Cerca de 70% das PMEs da América Latina dependem de meios de pagamentos digitais para operar, segundo o Barômetro da Segurança Digital de 2025, elaborado pela Mastercard e publicado em 2026.
O estudo aponta que a maioria dessas empresas utiliza plataformas digitais para receber e efetuar pagamentos, o que as torna vulneráveis a fraudes e vazamentos de dados.

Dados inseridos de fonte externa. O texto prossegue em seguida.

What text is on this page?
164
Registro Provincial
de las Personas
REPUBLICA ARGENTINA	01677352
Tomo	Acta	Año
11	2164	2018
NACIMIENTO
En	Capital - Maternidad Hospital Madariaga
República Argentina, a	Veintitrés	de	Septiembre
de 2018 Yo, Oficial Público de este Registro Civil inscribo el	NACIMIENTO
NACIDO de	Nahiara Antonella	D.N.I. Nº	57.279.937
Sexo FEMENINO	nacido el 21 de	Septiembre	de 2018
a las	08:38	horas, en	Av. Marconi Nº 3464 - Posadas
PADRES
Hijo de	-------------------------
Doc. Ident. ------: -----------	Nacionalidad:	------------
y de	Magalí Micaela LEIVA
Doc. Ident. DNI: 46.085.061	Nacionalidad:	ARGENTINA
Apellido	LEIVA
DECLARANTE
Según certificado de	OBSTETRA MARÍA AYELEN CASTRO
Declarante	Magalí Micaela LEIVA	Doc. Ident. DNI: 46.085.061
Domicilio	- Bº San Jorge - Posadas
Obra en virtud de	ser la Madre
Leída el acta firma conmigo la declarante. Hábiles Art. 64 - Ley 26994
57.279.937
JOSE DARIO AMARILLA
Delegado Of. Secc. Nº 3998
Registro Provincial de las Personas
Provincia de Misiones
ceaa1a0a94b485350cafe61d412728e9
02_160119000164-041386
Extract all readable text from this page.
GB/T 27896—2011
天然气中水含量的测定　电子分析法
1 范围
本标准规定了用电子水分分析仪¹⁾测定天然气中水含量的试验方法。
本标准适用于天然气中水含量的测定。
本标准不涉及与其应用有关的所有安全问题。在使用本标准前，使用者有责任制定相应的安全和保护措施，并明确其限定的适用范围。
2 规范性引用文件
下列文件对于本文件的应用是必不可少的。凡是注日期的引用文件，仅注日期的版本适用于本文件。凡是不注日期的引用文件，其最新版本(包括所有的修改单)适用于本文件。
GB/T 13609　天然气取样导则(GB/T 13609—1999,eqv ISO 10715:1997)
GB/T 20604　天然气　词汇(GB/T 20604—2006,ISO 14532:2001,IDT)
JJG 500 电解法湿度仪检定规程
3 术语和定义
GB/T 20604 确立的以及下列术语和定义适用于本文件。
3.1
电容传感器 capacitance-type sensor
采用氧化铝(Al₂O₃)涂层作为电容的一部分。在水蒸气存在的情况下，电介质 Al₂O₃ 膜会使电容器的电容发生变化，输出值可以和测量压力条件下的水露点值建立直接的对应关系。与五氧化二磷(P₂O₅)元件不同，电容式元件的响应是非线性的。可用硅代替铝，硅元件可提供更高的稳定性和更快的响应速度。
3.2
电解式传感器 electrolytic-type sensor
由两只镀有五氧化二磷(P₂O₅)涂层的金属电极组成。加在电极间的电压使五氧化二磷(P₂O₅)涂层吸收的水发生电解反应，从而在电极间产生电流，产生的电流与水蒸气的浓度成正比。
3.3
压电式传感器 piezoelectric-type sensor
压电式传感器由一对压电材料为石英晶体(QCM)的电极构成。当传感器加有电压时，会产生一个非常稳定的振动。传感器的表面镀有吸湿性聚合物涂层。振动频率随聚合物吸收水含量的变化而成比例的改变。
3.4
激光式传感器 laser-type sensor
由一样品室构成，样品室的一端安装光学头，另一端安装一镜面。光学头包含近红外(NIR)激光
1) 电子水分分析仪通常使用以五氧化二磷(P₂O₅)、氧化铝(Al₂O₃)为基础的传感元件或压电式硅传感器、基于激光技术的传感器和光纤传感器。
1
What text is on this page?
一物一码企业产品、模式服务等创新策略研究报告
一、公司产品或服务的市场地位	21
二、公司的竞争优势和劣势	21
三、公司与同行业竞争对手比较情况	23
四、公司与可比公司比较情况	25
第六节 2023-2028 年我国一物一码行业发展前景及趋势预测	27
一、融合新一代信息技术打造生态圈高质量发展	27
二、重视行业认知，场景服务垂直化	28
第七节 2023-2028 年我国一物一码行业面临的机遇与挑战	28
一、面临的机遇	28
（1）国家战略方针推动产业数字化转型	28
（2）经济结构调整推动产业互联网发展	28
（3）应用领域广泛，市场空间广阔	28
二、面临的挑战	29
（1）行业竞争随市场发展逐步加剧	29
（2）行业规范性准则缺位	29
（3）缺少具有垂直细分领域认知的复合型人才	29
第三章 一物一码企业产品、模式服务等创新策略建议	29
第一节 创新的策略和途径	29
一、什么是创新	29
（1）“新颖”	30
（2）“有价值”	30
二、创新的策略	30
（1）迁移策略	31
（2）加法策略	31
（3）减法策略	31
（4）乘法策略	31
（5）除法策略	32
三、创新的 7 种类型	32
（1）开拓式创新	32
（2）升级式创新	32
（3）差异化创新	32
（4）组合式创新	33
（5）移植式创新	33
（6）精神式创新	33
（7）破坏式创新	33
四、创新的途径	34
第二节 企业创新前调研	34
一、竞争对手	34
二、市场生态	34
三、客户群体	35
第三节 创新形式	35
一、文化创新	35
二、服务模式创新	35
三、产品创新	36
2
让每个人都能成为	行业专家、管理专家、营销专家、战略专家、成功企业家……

Nesta sexta-feira (17), dia 17 de julho de 2026, é celebrado o Dia Nacional da Proteção de Dados, data em que autoridades alertam para o aumento do risco de ataques cibernéticos contra negócios de menor porte, que costumam investir menos em segurança digital.
De acordo com Cadu Merlin, diretor da Certta, as PMEs são alvos preferenciais de criminosos porque oferecem serviços de venda e pagamento online semelhantes aos das grandes empresas, porém com pouca ou nenhuma estrutura de defesa. “Para o criminoso, esse é o melhor dos mundos: o mesmo valor de dado e de dinheiro das grandes, com uma fração da proteção”, afirmou.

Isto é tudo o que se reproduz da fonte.